The Golden Volcano

The story takes place in the middle of the Gold Rush, and features two French-Canadian cousins, who inherit a mining claim on the shores of the Klondike.

On the way out to a hunt, Summy Skim, Bill Steel, and the trusted Indian, Neluto, discover a man, torn apart, and lying under a tree.

Before he dies, the man tells Ben Raddle and Summy Skim of a volcano of pure gold named the "Golden Mount".

In 1886, after the death of Pierre-Jules Hetzel, Verne was partially freed from the constraints that had previously been imposed on the content of his novels (both scientific and geographical).

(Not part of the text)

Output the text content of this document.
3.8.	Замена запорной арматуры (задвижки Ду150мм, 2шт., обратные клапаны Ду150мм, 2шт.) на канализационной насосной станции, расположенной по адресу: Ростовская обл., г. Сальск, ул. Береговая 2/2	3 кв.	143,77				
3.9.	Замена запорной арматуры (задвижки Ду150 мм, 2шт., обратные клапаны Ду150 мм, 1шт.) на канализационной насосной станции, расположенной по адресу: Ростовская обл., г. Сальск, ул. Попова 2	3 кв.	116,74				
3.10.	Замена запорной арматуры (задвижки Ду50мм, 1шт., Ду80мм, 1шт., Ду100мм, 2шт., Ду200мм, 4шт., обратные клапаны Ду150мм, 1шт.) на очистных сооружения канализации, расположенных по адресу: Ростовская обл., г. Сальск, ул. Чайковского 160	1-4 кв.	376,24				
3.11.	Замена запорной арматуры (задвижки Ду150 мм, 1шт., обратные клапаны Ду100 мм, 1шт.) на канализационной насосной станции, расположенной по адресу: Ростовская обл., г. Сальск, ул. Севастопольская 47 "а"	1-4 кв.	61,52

"It was not uncommon to see some poor emigrant, killed by cold and fatigue, abandoned under the trees..." The cities of the Great North are described with all the precision that Verne is known for.

In this novel, as in Five Weeks in a Balloon, Captain Grant's Children, and The Mysterious Island, the reader discovers Verne's fascination for extreme natural phenomena.

The dark character of the novel and its unequivocal condemnation of the thirst for gold make it a work that stands out very clearly from most of the others in Verne's Amazing Journeys series.

Finally, a more serious twist is made in Jules Verne' message: the heroes do not return from this journey completely empty-handed, and this means, perhaps, that the reviled metal (gold) is not quite as awful as it seems.